Rick and Maryanne had brought along their dog, Coda (so called because he has a tail), a large and very friendly beast who decided I was going to play with him and wouldn't take 'no' for an answer. Oh well, at least he didn't want sex with my leg.
My sleep cycle still skewed, I didn't wake 'til 11am the next morning. This left me just enough time to shower and dress before we had to climb in the car and shoot over to Ledo's, where we were meeting an old pal of Avedon's for lunch.
Jane Noll, described by Avedon as "my radical feminist friend" turned out to be a tall, thin, heavy-smoker, with a high-pitched voice. Though blonde and less manic, she reminded me strangely of Abi Frost. She ate sparingly, settling for a toasted cheese sandwich while Avedon and I got stuck into another huge tray of that delicious Ledo's pizza. Jane belonged to a group called WOW (Women On Walls) which spray-painted political slogans on walls. One of their recent actions had involved painting 'FEED THE POOR, NOT THE PENTAGON!' in three foot high letters opposite that august institution.
"It'll last for a coupla days until some general orders its removal,"said Jane, "and since they take almost all our tax money they don't have to worry about the expense."

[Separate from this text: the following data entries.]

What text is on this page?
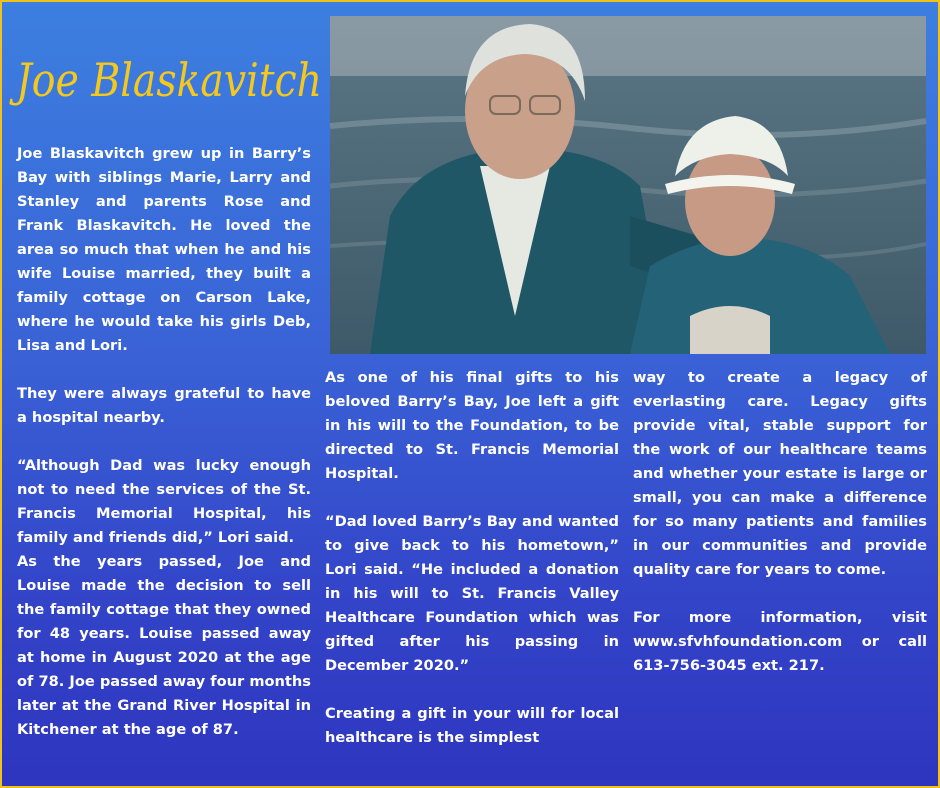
Joe Blaskavitch

Joe Blaskavitch grew up in Barry’s Bay with siblings Marie, Larry and Stanley and parents Rose and Frank Blaskavitch. He loved the area so much that when he and his wife Louise married, they built a family cottage on Carson Lake, where he would take his girls Deb, Lisa and Lori.

They were always grateful to have a hospital nearby.

“Although Dad was lucky enough not to need the services of the St. Francis Memorial Hospital, his family and friends did,” Lori said.

As the years passed, Joe and Louise made the decision to sell the family cottage that they owned for 48 years. Louise passed away at home in August 2020 at the age of 78. Joe passed away four months later at the Grand River Hospital in Kitchener at the age of 87.

As one of his final gifts to his beloved Barry’s Bay, Joe left a gift in his will to the Foundation, to be directed to St. Francis Memorial Hospital.

“Dad loved Barry’s Bay and wanted to give back to his hometown,” Lori said. “He included a donation in his will to St. Francis Valley Healthcare Foundation which was gifted after his passing in December 2020.”

Creating a gift in your will for local healthcare is the simplest

way to create a legacy of everlasting care. Legacy gifts provide vital, stable support for the work of our healthcare teams and whether your estate is large or small, you can make a difference for so many patients and families in our communities and provide quality care for years to come.

For more information, visit www.sfvhfoundation.com or call 613-756-3045 ext. 217.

But then the Pentagon, like the Mormon Church, is not an institution known for its sense of humour. Back in the 1960s, the Yippies announced that the Pentagon, having five sides, was obviously Satanic and that they were going to exorcise the evil by levitating it. And since they loved twitting the authorities, they applied for formal permission to do this. The authorities duly announced that "permission to levitate the Pentagon is denied".
Despite Jane not being a fan, she and Avedon also got into an argument over how modern day fans should respond to the homophobia in the writings of Francis Towner Laney, something that raised a laugh when I related the tale at the party of sorts we threw that evening in Avedon's folks' basement.
The people at the party were a mix of fans and non-fans, but they got on together pretty well. The former consisted of rich brown, Linda Blanchard, Dave Bischoff, Ted White, Steve & Elaine Stiles and us, while the latter included Bob and Applesusan, and their friends Wayne and Walter. As usual, Topic A dominated the fannish conversation and, in a moment of inspiration, I suggested a new fan fund.
"It would be called BiFFF -- the Big Fist Fan Fund," I enthused, "and would send a fan to Puerto Rico to punch Bergeron on the nose." All laughed at this, particularly Ted.
"It would never work, though," he said, "because there'd be too many people wanting to stand."
"Certainly would," I chuckled, "in fact we'd better not mention BiFFF in print, even in jest, or people will start sending us money."
In more serious vein, we also talked about setting up a special fund to bring D West to the US, an idea that got lost in the turmoil of the following months, unfortunately.
During a brief interlude when we weren't discussing the Bergeron Affair, Ted reminisced about meeting Doctor Daniel D. Light at the 1974 DISCON.
"He was the guy who wrote out all Lenny Bruce's false prescriptions," Ted explained, "and while we were talking he rolled a perfect joint one-handed, one that looked as if it had been machine-rolled!"
There was awe in Ted's voice as he related this anecdote, and wonder in his eyes. Forget your football stars and your olympic athletes, this was the feat of supreme physical achievement that had made the deepest impression on him. In fact it wouldn't surprise me if, purely from a desire to attain the same level of manual dexterity, Ted was practicing that very skill right now.